Kathryn Hunt's brief (25-minute) film about a young girl and her dysfunctional family in Seattle arouses a great deal more sympathy than anything that happens in the two hours of "Shattered Dreams," partly because it's so quiet and underplayed.

In brief film fragments, we get an all-too-clear picture of the usual problems that dog the underclass - poverty, domestic violence, too little education, unrealistic hopes and dreams.

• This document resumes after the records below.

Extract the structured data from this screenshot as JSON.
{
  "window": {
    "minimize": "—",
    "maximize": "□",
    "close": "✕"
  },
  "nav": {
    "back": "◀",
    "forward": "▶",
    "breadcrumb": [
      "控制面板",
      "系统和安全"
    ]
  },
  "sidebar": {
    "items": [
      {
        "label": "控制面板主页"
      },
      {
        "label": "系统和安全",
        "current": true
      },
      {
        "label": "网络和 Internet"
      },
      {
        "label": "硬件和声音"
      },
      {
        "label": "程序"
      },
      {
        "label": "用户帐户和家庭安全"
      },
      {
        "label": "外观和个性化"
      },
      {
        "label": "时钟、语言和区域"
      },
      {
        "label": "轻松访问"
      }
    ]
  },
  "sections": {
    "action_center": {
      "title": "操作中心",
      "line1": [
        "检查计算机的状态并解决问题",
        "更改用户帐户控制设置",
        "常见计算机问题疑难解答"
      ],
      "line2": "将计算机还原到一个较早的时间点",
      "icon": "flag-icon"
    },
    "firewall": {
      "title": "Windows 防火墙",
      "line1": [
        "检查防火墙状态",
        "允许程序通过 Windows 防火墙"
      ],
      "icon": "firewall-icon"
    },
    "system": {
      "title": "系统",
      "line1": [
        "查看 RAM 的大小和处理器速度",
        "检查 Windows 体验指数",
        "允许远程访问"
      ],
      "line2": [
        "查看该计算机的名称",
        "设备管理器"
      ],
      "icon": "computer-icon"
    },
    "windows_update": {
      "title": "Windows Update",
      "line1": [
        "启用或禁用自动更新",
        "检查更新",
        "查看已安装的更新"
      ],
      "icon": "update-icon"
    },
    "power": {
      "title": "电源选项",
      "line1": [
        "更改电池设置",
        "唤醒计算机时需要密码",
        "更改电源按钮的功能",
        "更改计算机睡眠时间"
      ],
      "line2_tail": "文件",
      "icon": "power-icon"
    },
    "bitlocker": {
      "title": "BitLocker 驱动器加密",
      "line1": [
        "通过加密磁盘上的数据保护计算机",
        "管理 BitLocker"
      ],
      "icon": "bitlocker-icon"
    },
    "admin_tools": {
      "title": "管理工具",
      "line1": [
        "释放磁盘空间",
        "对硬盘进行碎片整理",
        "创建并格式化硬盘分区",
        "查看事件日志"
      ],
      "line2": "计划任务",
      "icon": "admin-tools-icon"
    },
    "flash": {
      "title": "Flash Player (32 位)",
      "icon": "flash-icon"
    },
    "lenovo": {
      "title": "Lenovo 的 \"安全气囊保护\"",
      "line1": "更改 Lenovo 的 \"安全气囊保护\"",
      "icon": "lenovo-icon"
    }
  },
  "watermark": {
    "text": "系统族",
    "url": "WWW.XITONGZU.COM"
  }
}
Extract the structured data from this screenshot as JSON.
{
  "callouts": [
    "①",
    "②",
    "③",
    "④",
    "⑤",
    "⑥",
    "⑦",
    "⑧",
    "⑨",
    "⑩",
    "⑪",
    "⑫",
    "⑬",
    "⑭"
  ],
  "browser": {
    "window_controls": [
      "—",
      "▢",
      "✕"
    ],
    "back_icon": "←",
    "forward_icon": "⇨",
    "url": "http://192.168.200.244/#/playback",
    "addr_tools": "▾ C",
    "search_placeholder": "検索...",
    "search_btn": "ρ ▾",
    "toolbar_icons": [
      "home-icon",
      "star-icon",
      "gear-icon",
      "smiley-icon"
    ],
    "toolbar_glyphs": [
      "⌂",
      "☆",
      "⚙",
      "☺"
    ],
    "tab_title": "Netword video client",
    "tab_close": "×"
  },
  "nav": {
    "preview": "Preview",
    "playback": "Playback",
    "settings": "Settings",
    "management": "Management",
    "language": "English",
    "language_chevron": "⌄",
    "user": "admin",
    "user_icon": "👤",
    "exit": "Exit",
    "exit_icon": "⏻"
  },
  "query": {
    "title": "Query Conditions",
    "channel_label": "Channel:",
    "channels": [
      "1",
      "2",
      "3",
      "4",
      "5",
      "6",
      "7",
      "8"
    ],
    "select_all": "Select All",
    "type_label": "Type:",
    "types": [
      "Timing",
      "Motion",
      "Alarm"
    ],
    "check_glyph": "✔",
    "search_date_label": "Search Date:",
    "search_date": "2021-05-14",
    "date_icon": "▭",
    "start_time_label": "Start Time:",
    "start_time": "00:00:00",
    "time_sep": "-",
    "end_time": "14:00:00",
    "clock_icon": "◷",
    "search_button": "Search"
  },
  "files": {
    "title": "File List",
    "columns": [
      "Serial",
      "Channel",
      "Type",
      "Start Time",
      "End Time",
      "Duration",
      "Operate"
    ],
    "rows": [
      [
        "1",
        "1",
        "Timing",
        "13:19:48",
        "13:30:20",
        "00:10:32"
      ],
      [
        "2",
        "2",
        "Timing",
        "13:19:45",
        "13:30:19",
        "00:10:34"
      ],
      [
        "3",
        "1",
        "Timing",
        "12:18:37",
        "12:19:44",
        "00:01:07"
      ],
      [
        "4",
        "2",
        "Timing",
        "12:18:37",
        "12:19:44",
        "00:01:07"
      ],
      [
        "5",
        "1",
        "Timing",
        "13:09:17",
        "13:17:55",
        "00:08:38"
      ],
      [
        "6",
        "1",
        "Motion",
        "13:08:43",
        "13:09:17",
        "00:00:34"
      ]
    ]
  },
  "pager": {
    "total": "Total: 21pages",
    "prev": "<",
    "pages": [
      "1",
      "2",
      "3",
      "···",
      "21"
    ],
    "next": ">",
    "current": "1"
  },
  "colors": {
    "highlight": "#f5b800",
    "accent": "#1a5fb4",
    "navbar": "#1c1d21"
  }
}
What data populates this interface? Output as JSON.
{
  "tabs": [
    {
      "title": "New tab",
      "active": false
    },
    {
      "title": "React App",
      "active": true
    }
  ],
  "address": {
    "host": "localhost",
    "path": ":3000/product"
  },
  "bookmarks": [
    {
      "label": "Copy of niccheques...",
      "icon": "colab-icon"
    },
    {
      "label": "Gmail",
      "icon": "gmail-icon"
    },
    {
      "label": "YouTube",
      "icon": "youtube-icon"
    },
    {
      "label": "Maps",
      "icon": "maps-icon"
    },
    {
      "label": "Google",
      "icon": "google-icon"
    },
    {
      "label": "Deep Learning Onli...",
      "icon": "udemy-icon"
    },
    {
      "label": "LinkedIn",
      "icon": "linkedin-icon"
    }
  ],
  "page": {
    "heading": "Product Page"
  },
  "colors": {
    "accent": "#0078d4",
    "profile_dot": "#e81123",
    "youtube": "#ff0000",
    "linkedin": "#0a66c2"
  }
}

It is, in short, a devastating portrait - and while it will be followed Monday night by an in-studio discussion of welfare rights and reform, moderated by Leila Gorbman, I doubt much will be contributed that isn't already plain to see in Hunt's film.

EARLY MORNING INSPIRATION

------------------------------------------------------------------ "Playing for Peace," 1:30 a.m. Monday, Channel 9. ------------------------------------------------------------------

If you're searching for inspiration, you can find it at the odd hour of 1:30 a.m. Monday, which is the time slot into which Channel 9 has put this excellent documentary by Peter Rosen.

Yes, it's dreamy, it's naive - but at the same time it may also bring tears to your eyes as you watch several young people from warring factions in the Middle East join with a group of young Americans to make music at a chamber music school in New Hampshire.

The school is home to the Apple Hill Chamber Players who, in 1992, toured Israel, Egypt, Jordan and Syria, giving concerts but also awarding scholarships to promising young musicians who later came to New Hampshire to study.

Watching them make music together and listening to their comments about how they came to realize they were more alike than different fuels the belief that there is no sensible reason for nationalities to constantly be at war with one another. At the same time it reminds us of the truth in the old saying that music does indeed have power to soothe the savage breast.